This blog was written by Brian, a member of the Anyone’s Child Family Network. 

 

In my previous blog postI talked about the shame associated with drug taking: how that shame is at least partly a consequence of the criminalization of the use of drugs, how that shame leads to isolation, and how that isolation in turn then sometimes leads back to using drugs. It becomes a vicious circle that many people find difficult to break out of.

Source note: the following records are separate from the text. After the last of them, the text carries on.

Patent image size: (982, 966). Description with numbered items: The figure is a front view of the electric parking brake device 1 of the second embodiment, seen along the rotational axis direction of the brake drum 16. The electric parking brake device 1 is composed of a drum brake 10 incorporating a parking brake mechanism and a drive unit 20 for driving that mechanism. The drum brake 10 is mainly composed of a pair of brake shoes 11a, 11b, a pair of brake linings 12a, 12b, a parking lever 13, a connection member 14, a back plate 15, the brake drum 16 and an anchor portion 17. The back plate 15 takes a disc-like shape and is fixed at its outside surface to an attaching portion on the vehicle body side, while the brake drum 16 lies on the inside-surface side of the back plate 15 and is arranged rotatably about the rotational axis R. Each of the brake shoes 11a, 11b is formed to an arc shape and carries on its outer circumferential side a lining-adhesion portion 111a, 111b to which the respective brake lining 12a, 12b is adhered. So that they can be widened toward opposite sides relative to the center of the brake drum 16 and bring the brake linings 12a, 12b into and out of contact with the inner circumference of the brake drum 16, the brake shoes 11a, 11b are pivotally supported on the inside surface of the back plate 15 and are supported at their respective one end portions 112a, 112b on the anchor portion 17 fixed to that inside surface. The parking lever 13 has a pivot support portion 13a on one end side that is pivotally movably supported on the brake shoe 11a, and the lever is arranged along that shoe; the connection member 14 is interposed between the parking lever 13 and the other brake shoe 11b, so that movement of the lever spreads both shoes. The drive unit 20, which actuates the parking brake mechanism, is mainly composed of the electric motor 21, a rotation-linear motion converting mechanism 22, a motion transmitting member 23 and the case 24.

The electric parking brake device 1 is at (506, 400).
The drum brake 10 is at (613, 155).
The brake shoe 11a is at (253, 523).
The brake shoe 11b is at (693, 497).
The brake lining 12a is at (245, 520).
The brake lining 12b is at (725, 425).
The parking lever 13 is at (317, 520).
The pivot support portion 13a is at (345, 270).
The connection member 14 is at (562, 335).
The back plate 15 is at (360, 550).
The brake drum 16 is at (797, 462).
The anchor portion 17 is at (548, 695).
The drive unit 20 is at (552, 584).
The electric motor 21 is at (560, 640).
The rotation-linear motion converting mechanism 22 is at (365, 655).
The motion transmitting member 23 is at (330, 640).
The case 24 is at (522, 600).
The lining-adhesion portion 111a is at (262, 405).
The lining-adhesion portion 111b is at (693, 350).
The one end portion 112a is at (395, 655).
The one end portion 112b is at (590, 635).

Tom had begun to open up to me in really heart-warming ways in the months before his death. He spoke about his sense of shame with remarkable candor and eloquence. I wanted to believe that his being able to talk about it meant that he was dealing with it effectively. In one of many profound and deeply painful ironies associated with his death, it seems that he had indeed abstained from alcohol for nearly 4 months, and from other drugs for a year or more. It’s an irony because the coroner’s report indicated that the amount of alcohol, heroin and MDMA in his system would not have been enough to have killed him had he been a regular, recent user. His body could no longer tolerate the doses it had once been used to. It’s only since talking to people at Anyone’s Child that I’ve become aware that accidental deaths in similar circumstances are all too common. I would like to believe that if drugs were carefully regulated within a legal framework Tom would have been made aware of the specific dangers of what he was doing. That might sound naïve, but one of the many hugely damaging effects of the current system is that it creates a sub-culture of ignorance and misinformation.

My mother suffered from emphysema, and spent much of her last two years in a nursing home. In the last few months of her life doctors prescribed diamorphine (the medical name for heroin) to ease the pain she was suffering. Nobody judged her for that.